Former UK Secretary lashes out at 'despicable' Beijing for COVID-19 cover-up, questions WHO's credibility
Former UK Secretary lashes out at 'despicable' Beijing for COVID-19 cover-up, questions WHO's credibility
The UK's former Secretary of State for Work and Pensions Ian Duncan Smith labelled Beijing as despicable for covering up vital information pertaining to COVID-19.
In an opinion article for The Sun, published on Saturday, the former UK Secretary wrote that how can the world have 'any faith' in the World Health Organisation (WHO) "whose existing investigation team hasn't even asked to inspect the Wuhan laboratory".
Smith lashed out at WHO chief Tedros Ghebreyesus for congratulating the Chinese Communist Party for "their timely action and transparency" stating that the Xi Jinping-led government knew how "destructive" the virus that originated from Wuhan could be transmitted from human to human.
"Their record in holding China to account from the beginning of the coronavirus crisis has been terrible... The reality is that months earlier, the Chinese government already knew that the destructive virus sweeping Wuhan could be passed from human to human," Smith wrote for The Sun.
He added, "This critical discovery should have been shouted from the rooftops and the WHO should have demanded the truth. Instead, China was allowed not only to keep the rest of the world in the dark, it also cracked down viciously on people who knew there was a serious health crisis."
The former Secretary of State for Work and Pensions said that many doctors, journalists and families of victims simply seeking accountability were harassed and threatened.
"This desperate suppression had a reason. China needed to buy time. This was because, in late 2019, the regime desperately needed to stop the imposition of more US sanctions which would cost the Chinese economy a further USD 1trillion," Smith stated.
"To do this they needed a trade deal with America (the US) and it had to be agreed on December 15, 2019, and signed off by January 15, 2020. Any inkling that China had an out-of-control epidemic would have killed the deal -- and inflicted great damage on its economy," he wrote.
Any inkling that China had an out-of-control epidemic would have killed the deal -- and inflicted great damage on its economy, he wrote further in his piece for The Sun
Smith further pointed out that the US intelligence agencies have very strong evidence that Covid started in the Wuhan biological labs.
"Yesterday, the US produced a damning dossier which provided further evidence of scientists falling ill from the virus as early as autumn 2019. President (Donald) Trump might, as almost his last act, declassify intelligence files on China's culpability, he said.
But even if Trump does not do so, Smith urged his successor incoming President Joe Biden should do so " as soon as he takes office". "We all have a right finally to understand what happened -- and only an inquiry with the proper evidence will do.
He wrote that one might ask what else one expected from China, "a deceitful and brutal regime" that locks up peaceful democracy activists in Hong Kong while trashing the Sino-British treaty governing the territory under the draconian National Security Law.

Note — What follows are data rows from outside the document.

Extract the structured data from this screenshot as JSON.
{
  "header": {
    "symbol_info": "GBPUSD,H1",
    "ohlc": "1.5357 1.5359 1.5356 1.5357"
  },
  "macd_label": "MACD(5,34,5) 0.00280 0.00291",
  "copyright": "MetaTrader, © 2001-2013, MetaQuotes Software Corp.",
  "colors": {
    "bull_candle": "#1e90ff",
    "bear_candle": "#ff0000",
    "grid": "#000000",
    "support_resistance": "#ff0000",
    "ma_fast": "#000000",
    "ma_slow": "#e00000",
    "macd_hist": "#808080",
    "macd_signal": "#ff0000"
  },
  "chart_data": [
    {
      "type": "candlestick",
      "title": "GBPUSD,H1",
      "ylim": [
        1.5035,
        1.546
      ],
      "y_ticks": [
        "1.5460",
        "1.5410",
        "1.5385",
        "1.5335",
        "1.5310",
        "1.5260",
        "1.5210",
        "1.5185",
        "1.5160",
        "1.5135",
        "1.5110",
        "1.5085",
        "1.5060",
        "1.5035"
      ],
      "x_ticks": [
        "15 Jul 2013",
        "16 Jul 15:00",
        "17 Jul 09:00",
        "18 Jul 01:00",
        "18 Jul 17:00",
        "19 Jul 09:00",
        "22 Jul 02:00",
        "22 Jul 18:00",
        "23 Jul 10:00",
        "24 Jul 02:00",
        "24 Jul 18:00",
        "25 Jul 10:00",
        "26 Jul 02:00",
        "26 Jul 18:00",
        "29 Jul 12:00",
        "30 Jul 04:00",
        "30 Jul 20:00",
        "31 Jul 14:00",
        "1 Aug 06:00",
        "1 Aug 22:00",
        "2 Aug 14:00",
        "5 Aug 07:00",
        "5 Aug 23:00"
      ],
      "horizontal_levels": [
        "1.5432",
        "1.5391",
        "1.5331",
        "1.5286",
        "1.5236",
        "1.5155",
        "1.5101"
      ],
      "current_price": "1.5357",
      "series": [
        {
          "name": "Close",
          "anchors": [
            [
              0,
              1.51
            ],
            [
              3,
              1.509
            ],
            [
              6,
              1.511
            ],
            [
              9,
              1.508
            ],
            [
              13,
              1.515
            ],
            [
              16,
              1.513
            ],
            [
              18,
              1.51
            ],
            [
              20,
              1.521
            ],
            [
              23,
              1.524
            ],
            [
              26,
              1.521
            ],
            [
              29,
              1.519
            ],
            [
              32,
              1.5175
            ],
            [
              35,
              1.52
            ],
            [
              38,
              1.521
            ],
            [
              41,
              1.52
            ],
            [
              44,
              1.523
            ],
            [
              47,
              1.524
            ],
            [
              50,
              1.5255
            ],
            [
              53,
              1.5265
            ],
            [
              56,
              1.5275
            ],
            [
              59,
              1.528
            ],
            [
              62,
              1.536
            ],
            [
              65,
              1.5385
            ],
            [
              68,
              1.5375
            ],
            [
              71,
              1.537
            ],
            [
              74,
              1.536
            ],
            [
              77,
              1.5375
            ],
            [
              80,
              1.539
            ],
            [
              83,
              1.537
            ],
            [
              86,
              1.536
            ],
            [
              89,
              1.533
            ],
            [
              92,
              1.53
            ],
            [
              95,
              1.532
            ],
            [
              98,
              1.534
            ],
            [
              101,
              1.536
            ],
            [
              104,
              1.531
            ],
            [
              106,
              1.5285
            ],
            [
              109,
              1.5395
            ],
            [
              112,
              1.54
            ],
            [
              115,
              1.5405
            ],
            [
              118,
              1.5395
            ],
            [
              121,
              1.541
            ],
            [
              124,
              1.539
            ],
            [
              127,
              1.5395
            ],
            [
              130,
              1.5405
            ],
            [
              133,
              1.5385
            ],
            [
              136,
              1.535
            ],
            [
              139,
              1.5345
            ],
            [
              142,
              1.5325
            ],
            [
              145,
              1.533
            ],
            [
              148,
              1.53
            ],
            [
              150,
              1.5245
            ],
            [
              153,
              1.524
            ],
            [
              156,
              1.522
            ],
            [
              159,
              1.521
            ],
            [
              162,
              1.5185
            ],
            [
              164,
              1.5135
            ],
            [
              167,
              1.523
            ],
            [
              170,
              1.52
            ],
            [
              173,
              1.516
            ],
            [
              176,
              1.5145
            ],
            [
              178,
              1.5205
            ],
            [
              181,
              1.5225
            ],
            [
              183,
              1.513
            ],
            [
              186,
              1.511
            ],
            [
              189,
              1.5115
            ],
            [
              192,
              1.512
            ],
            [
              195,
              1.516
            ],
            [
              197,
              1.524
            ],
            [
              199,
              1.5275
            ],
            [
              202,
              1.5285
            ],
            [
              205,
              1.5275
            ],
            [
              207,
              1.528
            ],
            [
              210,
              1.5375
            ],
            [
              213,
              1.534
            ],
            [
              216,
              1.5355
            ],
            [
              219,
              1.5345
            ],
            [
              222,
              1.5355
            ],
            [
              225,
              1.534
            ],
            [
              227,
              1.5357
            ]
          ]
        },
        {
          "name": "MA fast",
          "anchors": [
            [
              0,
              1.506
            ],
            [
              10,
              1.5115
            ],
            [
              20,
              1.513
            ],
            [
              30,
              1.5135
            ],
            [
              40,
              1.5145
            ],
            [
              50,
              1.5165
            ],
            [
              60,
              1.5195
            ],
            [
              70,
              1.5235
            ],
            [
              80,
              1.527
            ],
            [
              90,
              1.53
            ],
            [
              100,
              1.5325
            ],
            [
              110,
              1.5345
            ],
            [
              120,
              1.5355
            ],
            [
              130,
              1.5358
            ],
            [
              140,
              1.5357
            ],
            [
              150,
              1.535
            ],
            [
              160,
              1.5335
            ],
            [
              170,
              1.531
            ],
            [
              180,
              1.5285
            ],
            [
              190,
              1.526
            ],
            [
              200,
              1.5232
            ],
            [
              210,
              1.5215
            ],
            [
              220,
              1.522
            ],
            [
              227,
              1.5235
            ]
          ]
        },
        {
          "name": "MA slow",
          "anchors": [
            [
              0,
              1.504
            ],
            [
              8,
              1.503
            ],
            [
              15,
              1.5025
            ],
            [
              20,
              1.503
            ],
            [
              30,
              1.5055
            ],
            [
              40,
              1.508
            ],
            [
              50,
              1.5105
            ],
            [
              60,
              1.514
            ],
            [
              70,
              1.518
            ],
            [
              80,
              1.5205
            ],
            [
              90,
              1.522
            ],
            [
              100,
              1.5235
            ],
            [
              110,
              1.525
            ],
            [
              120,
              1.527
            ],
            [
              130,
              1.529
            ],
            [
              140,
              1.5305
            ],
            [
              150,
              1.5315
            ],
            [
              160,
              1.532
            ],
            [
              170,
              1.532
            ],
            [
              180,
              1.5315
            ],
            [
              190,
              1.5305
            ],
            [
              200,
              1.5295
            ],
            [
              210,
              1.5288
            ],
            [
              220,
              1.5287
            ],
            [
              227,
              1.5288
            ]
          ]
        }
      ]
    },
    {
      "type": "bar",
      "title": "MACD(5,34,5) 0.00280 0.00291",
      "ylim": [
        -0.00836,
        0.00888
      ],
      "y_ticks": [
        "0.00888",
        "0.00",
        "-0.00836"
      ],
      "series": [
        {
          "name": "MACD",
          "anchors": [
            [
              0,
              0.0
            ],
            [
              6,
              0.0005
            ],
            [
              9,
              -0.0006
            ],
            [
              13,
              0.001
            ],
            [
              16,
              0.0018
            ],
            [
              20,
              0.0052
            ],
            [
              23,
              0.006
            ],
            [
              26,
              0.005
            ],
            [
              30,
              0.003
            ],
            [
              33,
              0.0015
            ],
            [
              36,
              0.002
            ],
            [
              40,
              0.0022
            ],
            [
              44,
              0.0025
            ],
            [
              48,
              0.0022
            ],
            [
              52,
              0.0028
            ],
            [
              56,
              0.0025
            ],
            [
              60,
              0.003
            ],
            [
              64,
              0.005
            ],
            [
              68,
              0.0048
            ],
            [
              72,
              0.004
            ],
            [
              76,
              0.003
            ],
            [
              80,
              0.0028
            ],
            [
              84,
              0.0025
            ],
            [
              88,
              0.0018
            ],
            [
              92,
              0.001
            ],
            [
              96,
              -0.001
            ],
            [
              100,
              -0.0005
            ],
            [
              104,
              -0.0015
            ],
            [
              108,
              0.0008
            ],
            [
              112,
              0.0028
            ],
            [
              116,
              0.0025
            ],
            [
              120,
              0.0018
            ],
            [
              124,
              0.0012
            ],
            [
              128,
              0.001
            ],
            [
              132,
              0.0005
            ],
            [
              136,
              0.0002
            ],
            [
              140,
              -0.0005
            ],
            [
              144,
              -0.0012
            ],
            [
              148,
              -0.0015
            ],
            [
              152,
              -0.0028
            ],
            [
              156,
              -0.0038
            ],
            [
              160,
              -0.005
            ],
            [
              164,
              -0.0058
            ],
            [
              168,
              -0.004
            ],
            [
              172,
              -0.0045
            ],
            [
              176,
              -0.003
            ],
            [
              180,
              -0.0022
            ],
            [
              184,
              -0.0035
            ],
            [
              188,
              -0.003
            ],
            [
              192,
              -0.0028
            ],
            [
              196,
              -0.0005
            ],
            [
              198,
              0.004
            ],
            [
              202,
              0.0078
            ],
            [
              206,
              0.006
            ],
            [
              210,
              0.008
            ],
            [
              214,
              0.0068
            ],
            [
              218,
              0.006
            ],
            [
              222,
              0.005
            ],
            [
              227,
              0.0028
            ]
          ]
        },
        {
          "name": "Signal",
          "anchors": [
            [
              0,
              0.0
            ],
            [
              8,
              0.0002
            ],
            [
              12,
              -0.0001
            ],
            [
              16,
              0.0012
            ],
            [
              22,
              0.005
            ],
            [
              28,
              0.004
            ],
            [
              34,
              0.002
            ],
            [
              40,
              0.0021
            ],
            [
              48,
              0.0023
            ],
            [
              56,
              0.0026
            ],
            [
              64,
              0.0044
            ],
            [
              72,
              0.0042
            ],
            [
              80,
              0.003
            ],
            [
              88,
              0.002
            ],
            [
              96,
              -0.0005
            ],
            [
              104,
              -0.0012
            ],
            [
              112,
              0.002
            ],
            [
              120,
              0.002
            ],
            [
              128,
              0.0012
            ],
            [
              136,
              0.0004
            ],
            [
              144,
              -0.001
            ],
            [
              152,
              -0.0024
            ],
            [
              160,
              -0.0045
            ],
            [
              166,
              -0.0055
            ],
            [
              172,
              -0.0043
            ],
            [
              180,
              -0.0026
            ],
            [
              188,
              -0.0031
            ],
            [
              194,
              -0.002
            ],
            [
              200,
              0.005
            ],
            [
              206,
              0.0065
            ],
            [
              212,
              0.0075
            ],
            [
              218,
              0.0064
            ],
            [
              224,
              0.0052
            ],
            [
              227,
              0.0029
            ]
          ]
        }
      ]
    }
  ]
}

The list of Chinese government atrocities is terrible. They have rounded up millions of people. Many are in forced labour camps, many have died," he stated while highlighting the atrocities faced by Uyghur women who are forced to undergo sterilisation, which has resulted in a fall in the birth rate of more than 85 per cent.
"It reminded me of the pictures of the Nazi concentration camps from the 1940s. Yet still, the world does little while rushing to invest in China Any attempt to have this treatment of the Uyghur people classified as genocide is blocked by China at the United Nations," the former UK Secretary wrote.
This comes after US Secretary of State Michael Pompeo, last week, said that the pandemic was avoidable adding that Beijing did not reveal vital information about the virus, which would have helped scientists to save the world from the disease.
Pompeo, in a statement, said the United States has "repeatedly called for" a transparent and thorough investigation into the origin of COVID-19. Understanding the origin of this pandemic is essential for global public health, economic recovery and international security.
He has repeatedly hit out at Beijing for its handling of COVID-19 stating that the CCP knew how virulent COVID-19 was.
China has been criticised widely across the world for its alleged role in the spread of the novel coronavirus that has infected over 95 million people across the world. More than 2 million people have lost their lives to the virus, as per Johns Hopkins University.